So verließ er das Haus weder am ersten noch am zweiten Ferientag. Sein Vater hatte ihm eine Woche Hausarrest gegeben, weil er vergessen hatte, seine Koffer gleich in sein Zimmer zu stellen.

Doch als sein Vater am zweiten Abend wieder zur Arbeit gegangen war und seine Mutter ihm das Abendessen gebracht hatte, sagte er ihr, dass er noch lernen wollte, woraufhin sie ihn alleine lies.

Schnell war Severus aus seinem Fenster geklettert. Er war so mager, dass er sogar zwischen den Gitterstäben hindurchpasste, die vor seinem Fenster angebracht waren. Nun gut, vielleicht schaffte er es auch nur sich durchzuzwängen, weil eine der Stangen lose war und diese sich etwas zur Seite schieben ließ.

Er brauchte nicht lange, bis er vor dem Haus der Evans stand und zum Fenster hoch sah, wo Lilys Zimmer lag. Er was schon einige Male hier gewesen, deshalb wusste er genau, welches ihr Fenster war.

Zuerst sah er nur hoch zu ihr und wartete, doch dann sammelte er ein paar kleine Kieselsteine auf und warf sie im Sekundentakt gegen die Scheibe.

Im ersten Moment, als jemand das Fenster energisch öffnete, trat er fast erschrocken einen Schritt zurück und verbarg sich im Schatten eines Baumes. Doch als er das rote Haar im Lichtschein, der aus dem Zimmer kam, erkannte, schritt rasch er unter das Fenster und sah hoch zu ihr.

„Hallo, ich bin' s. Kannst du runterkommen?"

„Sev?", ihre Stimme klang sehr überrascht. Kurz blickte sie hinter sich, doch dann neigte sie sich noch weiter aus dem Fenster. „Was machst du hier … vor allem um die Uhrzeit?"

„Ich konnte nicht früher weg. Ich erklär es dir, wenn du runterkommst."
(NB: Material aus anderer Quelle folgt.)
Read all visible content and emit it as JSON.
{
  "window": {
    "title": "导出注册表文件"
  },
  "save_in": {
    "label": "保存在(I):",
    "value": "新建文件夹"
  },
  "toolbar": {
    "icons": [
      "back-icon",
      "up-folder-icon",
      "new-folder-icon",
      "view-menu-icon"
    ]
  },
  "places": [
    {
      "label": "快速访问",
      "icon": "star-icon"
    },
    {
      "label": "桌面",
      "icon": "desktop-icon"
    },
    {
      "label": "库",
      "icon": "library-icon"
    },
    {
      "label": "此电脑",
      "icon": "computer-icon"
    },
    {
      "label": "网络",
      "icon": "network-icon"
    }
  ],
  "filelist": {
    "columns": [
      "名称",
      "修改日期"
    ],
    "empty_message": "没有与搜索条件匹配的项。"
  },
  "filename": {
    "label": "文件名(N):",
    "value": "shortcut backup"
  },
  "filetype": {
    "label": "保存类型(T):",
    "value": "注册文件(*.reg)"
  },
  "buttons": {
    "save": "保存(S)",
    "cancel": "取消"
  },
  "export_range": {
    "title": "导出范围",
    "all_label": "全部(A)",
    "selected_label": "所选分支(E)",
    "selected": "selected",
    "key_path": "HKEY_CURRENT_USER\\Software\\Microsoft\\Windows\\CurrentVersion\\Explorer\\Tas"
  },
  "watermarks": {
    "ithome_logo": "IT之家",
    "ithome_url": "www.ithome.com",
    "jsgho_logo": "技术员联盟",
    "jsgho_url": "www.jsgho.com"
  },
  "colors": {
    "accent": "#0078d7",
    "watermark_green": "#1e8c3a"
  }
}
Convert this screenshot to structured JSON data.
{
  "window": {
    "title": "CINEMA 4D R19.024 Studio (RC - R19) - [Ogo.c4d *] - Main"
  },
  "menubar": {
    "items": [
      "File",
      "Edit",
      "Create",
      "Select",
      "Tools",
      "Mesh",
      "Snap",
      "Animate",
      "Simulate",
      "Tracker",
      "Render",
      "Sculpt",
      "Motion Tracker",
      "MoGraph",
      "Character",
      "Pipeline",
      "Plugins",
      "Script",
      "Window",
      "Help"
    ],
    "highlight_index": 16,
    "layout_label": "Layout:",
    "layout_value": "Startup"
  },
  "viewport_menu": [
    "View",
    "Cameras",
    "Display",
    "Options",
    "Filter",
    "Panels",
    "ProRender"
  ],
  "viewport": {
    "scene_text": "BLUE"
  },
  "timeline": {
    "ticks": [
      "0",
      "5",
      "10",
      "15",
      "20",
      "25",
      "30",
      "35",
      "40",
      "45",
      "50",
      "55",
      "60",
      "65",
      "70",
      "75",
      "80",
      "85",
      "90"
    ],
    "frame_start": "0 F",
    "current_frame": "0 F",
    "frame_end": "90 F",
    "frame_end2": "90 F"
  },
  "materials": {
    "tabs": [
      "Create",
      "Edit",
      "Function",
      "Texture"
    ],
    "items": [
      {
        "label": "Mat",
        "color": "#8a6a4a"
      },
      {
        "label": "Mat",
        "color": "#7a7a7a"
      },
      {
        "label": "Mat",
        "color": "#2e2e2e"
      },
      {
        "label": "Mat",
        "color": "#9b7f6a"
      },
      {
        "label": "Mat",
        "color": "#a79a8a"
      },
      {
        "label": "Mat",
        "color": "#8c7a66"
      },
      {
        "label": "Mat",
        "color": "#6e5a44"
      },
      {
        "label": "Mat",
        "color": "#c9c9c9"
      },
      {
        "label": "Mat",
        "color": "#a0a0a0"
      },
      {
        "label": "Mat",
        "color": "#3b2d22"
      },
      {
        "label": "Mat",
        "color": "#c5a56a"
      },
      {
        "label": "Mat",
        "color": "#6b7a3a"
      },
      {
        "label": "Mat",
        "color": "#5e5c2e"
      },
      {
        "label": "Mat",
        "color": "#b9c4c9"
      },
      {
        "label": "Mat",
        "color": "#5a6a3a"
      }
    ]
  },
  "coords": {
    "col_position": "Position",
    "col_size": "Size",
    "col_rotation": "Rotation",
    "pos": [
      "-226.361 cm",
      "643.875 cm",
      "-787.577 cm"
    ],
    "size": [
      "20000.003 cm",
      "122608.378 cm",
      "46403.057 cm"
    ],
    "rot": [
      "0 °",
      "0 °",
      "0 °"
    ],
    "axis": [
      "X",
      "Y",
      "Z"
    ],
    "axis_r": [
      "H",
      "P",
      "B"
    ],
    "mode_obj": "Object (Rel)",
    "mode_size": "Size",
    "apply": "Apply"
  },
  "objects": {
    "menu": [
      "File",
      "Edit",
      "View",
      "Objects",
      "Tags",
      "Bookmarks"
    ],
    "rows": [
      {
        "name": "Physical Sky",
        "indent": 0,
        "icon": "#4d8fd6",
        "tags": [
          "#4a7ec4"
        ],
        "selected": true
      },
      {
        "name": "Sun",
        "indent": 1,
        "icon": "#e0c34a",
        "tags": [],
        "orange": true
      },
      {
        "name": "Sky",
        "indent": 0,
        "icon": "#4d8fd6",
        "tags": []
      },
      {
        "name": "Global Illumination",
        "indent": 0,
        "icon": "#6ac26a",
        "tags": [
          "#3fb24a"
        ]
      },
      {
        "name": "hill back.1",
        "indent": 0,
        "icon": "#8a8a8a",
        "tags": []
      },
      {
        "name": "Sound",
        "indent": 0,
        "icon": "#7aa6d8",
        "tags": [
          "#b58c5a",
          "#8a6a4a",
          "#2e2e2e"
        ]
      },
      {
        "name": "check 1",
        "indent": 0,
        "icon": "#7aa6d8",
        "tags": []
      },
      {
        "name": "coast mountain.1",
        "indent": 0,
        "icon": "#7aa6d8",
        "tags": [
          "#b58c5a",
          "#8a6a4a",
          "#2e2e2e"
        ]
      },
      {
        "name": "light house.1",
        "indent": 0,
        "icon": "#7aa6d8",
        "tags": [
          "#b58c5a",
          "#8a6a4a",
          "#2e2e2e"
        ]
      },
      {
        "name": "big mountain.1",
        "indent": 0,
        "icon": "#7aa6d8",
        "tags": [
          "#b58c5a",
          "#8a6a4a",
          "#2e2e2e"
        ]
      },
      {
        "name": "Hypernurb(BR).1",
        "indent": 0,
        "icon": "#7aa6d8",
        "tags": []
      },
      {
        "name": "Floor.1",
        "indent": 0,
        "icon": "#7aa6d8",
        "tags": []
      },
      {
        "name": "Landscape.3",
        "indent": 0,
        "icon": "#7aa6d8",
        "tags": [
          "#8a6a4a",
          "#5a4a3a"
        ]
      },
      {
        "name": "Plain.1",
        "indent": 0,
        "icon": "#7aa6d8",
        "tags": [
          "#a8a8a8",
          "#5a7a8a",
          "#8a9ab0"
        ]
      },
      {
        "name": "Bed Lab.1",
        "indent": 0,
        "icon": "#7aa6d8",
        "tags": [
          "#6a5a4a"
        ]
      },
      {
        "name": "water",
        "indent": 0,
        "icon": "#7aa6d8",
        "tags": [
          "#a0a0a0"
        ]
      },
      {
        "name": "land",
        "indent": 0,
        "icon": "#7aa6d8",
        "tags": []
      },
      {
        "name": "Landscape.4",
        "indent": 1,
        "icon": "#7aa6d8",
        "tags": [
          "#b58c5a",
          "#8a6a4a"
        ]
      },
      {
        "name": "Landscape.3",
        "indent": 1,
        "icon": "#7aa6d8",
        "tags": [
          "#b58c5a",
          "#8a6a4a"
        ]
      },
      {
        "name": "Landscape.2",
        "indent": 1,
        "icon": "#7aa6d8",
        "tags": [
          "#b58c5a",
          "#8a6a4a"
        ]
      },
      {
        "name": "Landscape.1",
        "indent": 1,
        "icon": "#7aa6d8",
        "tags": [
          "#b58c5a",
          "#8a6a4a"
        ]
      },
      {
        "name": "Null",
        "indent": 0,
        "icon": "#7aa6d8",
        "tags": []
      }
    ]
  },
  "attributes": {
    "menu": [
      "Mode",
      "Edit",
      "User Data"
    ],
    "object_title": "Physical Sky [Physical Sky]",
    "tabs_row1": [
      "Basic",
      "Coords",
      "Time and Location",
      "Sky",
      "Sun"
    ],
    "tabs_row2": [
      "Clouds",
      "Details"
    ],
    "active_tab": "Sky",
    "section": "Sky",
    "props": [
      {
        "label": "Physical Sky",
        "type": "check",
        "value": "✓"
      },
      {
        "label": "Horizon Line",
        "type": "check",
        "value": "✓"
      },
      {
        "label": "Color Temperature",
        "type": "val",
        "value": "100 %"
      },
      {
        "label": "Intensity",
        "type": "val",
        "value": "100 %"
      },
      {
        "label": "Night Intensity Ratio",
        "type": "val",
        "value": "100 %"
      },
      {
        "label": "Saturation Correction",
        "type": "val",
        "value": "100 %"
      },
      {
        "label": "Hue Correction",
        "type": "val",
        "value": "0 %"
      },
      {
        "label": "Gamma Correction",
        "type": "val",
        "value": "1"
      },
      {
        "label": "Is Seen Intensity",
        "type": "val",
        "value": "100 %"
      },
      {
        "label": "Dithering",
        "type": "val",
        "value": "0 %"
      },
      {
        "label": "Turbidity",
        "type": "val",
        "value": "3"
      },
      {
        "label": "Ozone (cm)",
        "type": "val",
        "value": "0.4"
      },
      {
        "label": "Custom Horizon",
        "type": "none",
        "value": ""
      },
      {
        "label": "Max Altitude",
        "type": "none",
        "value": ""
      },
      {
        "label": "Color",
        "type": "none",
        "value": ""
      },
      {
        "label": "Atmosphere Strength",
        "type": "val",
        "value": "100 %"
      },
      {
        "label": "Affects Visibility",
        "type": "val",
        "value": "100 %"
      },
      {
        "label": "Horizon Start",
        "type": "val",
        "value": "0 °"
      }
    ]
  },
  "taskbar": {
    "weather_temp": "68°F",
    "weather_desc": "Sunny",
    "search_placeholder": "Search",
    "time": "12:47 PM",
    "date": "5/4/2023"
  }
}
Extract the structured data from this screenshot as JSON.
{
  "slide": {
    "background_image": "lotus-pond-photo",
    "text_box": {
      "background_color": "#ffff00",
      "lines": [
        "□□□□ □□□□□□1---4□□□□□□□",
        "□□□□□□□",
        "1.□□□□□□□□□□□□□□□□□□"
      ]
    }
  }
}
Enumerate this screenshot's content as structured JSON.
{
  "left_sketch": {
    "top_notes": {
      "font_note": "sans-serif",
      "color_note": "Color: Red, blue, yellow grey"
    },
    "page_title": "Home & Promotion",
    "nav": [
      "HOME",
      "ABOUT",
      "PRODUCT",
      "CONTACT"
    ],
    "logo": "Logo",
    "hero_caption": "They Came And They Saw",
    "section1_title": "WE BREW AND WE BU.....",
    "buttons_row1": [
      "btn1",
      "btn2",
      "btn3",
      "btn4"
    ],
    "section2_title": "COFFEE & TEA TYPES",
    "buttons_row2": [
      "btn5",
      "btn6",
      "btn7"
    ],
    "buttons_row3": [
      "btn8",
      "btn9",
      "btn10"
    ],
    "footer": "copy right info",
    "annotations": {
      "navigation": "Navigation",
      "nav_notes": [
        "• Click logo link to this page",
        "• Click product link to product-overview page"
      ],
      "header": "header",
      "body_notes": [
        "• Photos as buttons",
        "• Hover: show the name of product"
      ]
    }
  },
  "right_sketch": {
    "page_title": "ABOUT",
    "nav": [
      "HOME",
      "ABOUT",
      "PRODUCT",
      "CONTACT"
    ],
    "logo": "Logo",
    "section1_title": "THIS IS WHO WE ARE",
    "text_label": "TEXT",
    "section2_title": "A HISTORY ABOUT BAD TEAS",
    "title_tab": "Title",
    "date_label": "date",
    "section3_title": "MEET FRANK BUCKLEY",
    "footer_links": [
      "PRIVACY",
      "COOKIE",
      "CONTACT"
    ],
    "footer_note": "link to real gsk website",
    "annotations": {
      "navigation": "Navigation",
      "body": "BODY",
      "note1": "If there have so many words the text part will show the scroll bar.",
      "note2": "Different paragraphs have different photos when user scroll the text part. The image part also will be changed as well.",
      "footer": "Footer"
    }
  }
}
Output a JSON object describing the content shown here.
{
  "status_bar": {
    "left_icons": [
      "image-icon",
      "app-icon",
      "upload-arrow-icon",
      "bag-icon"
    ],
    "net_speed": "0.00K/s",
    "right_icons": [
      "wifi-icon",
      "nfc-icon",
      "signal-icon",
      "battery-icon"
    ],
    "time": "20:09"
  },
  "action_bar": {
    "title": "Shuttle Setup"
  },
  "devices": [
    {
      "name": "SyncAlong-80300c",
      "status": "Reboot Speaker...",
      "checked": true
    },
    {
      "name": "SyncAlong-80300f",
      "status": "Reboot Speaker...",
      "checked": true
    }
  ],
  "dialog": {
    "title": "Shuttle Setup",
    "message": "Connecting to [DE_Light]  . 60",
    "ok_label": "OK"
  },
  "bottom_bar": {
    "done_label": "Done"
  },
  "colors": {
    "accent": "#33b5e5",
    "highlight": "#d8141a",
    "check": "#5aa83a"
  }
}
„Sev ich … kann nicht", flüsterte sie nun warf unsicher nochmal einen Blick in ihr Zimmer.

Als sie aber dann den traurigen Blick von ihm sah, während er die restlichen Kiesel, die er noch in der Hand gehabt hatte, wegwarf, rief sie leise zu ihm hinunter. „In Ordnung, ich komme, aber nur 5 Minuten."

Er hatte keine Zeit, um noch zu antworten, denn sie schloss rasch ihr Fenster und war auch schon wieder verschwunden.

Zur Sicherheit zog sich Severus in den Schatten zurück, mit dem er bis auf sein blasses Gesicht vollkommen verschmolz.

Er musste nicht lange warten, da knarrte die Haustüre schon leise in ihren Angeln, sie sich öffnete einen Spalt und eine zarte Gestalt schob sich lautlos hindurch. Schnell war sie in den Garten gehuscht und sah sich jetzt nach allen Seiten um.

„Sev? Sev wo bist du?"

„Ich bin hier", flüsterte er zurück und ging ihr entgegen. Er war sichtlich überrascht, als sie einfach kurz die Arme um ihn legte und ihn an sich drückte.

„Ich hatte schon Angst, dass du wieder …" Sie beendete den Satz nicht und blickt Sev an, der seinen Kopf schüttelte.

„Mir geht es gut. Mein Dad hat mir Hausarrest gegeben und da er im Moment tagsüber zuhause ist, kann ich nicht weg."

„Oh, ich verstehe. Sonst geht es dir aber gut, ja?"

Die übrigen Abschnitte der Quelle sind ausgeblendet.